What advice would you give to those considering becoming an entrepreneur?

Every entrepreneur needs ideas, vision, and creativity – no matter what the product or service. Not only that, but the product should truly delight customers and become an essential part of their lives.

Our devices are often times part of our customers' passions – whether it's flying, boating, hiking, hunting, running, cycling, or golfing, to name a few. People enjoy those activities, and they use our products to enjoy those activities even more – there's a natural affinity between our customers and our products.

A successful entrepreneur also needs a team that is capable of transforming vision, dreams and creativity to tangible products. The consumer electronics industry is littered with failed products; well-intentioned ideas that aren't successful because of a lack of execution or a foundation in reality.

And since day one, Gary and I have always espoused a culture of universal honesty, integrity, and respect for everyone – whether associates, customers, business partners, or stockholders.

What's next for Garmin?

One of our key initiatives is bringing Garmin into more cockpits and dashboards. Likewise, in the marine market, we have made great strides among smaller fishing boats and yachts, but we'd like to expand our presence among larger boats.

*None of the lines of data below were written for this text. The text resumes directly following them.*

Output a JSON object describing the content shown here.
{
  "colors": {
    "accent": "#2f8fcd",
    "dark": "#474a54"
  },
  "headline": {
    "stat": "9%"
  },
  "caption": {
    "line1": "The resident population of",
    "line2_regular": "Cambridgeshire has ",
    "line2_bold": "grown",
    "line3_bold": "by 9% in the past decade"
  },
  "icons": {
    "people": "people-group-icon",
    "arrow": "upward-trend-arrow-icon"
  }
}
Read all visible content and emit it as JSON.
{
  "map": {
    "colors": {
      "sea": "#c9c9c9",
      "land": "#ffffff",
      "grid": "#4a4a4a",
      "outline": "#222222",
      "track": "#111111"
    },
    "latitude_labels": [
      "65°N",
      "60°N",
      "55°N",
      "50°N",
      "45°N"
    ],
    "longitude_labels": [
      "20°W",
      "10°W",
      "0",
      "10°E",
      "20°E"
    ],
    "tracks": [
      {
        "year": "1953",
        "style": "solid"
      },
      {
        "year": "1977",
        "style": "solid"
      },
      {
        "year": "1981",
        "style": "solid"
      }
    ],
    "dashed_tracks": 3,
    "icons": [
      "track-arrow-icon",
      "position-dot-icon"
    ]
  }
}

And in the automotive market, we'd like to leverage the success of our programmes with Chrysler, Suzuki, and others into a major 'infotainment' supplier in automobiles.

At the same time, we will continue to develop new, specialised units in more consumer markets. In recent years, we've developed an entire line of running watches, cycling computers, golf GPS devices, and dog tracking and training products.

Hardly a day goes by that we don't think of new ways that technology can enhance lives. We've been blessed in our first two decades, but we've only scratched the surface of GPS's innovative potential.